To tackle the task, let's dive into each step: ### a. Sketch the function graph The function \( f(x) = \frac{2}{x} + 2 \) is a decreasing function that approaches 2 as \( x \) increases. For the interval [2, 7], you would observe that at \( x = 2 \) the value is 3, while at \( x = 7 \), the value is approximately 2.29. The graph would show a smooth curve starting from (2, 3) to (7, 2.29). Make sure you plot the curve accurately to depict its decline! ### b. Calculate \( \Delta x \) and the grid points Now, \( n = 5 \) means we’ll divide the interval [2, 7] into 5 equal subintervals. The width of each subinterval, \( \Delta x \), is calculated as: \[ \Delta x = \frac{b - a}{n} = \frac{7 - 2}{5} = 1 \] The grid points are calculated starting from \( a = 2 \): - \( x_0 = 2 \) - \( x_1 = 3 \) - \( x_2 = 4 \) - \( x_3 = 5 \) - \( x_4 = 6 \) - \( x_5 = 7 \) ### c. Illustrate the midpoint Riemann sum To illustrate the midpoint Riemann sum, we use the midpoints of each subinterval. The midpoints are: - Midpoint of \( [2, 3] = 2.5 \) - Midpoint of \( [3, 4] = 3.5 \) - Midpoint of \( [4, 5] = 4.5 \) - Midpoint of \( [5, 6] = 5.5 \) - Midpoint of \( [6, 7] = 6.5 \) Draw rectangles with heights determined by \( f \) evaluated at these midpoints and widths equal to \( \Delta x \). The heights will be \( f(2.5) \), \( f(3.5) \), \( f(4.5) \), \( f(5.5) \), and \( f(6.5) \). ### d.
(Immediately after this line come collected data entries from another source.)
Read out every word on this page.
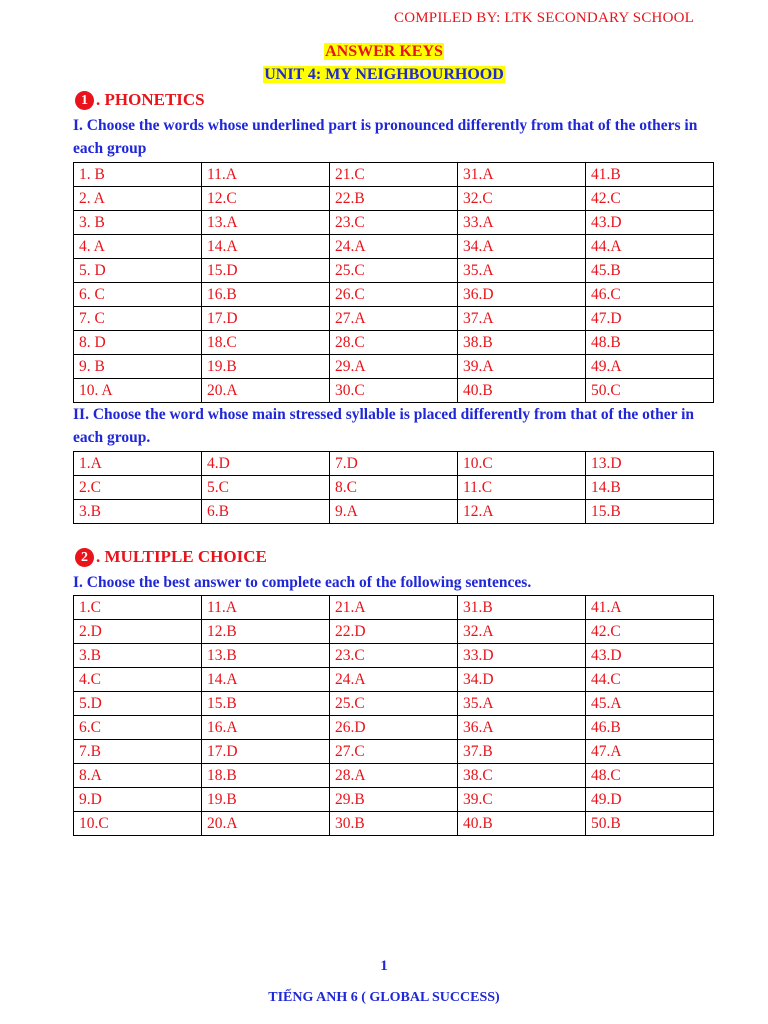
COMPILED BY: LTK SECONDARY SCHOOL
ANSWER KEYS
UNIT 4: MY NEIGHBOURHOOD
1 . PHONETICS
I. Choose the words whose underlined part is pronounced differently from that of the others in each group
1. B	11.A	21.C	31.A	41.B
2. A	12.C	22.B	32.C	42.C
3. B	13.A	23.C	33.A	43.D
4. A	14.A	24.A	34.A	44.A
5. D	15.D	25.C	35.A	45.B
6. C	16.B	26.C	36.D	46.C
7. C	17.D	27.A	37.A	47.D
8. D	18.C	28.C	38.B	48.B
9. B	19.B	29.A	39.A	49.A
10. A	20.A	30.C	40.B	50.C
II. Choose the word whose main stressed syllable is placed differently from that of the other in each group.
1.A	4.D	7.D	10.C	13.D
2.C	5.C	8.C	11.C	14.B
3.B	6.B	9.A	12.A	15.B
2 . MULTIPLE CHOICE
I. Choose the best answer to complete each of the following sentences.
1.C	11.A	21.A	31.B	41.A
2.D	12.B	22.D	32.A	42.C
3.B	13.B	23.C	33.D	43.D
4.C	14.A	24.A	34.D	44.C
5.D	15.B	25.C	35.A	45.A
6.C	16.A	26.D	36.A	46.B
7.B	17.D	27.C	37.B	47.A
8.A	18.B	28.A	38.C	48.C
9.D	19.B	29.B	39.C	49.D
10.C	20.A	30.B	40.B	50.B
1
TIẾNG ANH 6 ( GLOBAL SUCCESS)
Calculate the midpoint Riemann sum Now let's compute the actual values: 1. \( f(2.5) = \frac{2}{2.5} + 2 = 0.8 + 2 = 2.8 \) 2. \( f(3.5) = \frac{2}{3.5} + 2 \approx 0.57 + 2 \approx 2.57 \) 3. \( f(4.5) = \frac{2}{4.5} + 2 \approx 0.44 + 2 \approx 2.44 \) 4. \( f(5.5) = \frac{2}{5.5} + 2 \approx 0.36 + 2 \approx 2.36 \) 5. \( f(6.5) = \frac{2}{6.5} + 2 \approx 0.31 + 2 \approx 2.31 \) Then the midpoint Riemann sum \( M_n \) is: \[ M_n = \Delta x \left( f(2.5) + f(3.5) + f(4.5) + f(5.5) + f(6.5) \right) \] \[ = 1 \left( 2.8 + 2.57 + 2.44 + 2.36 + 2.31 \right) \approx 12.48 \] So the midpoint Riemann sum for the function over [2, 7] is approximately **12.48**. Happy calculating!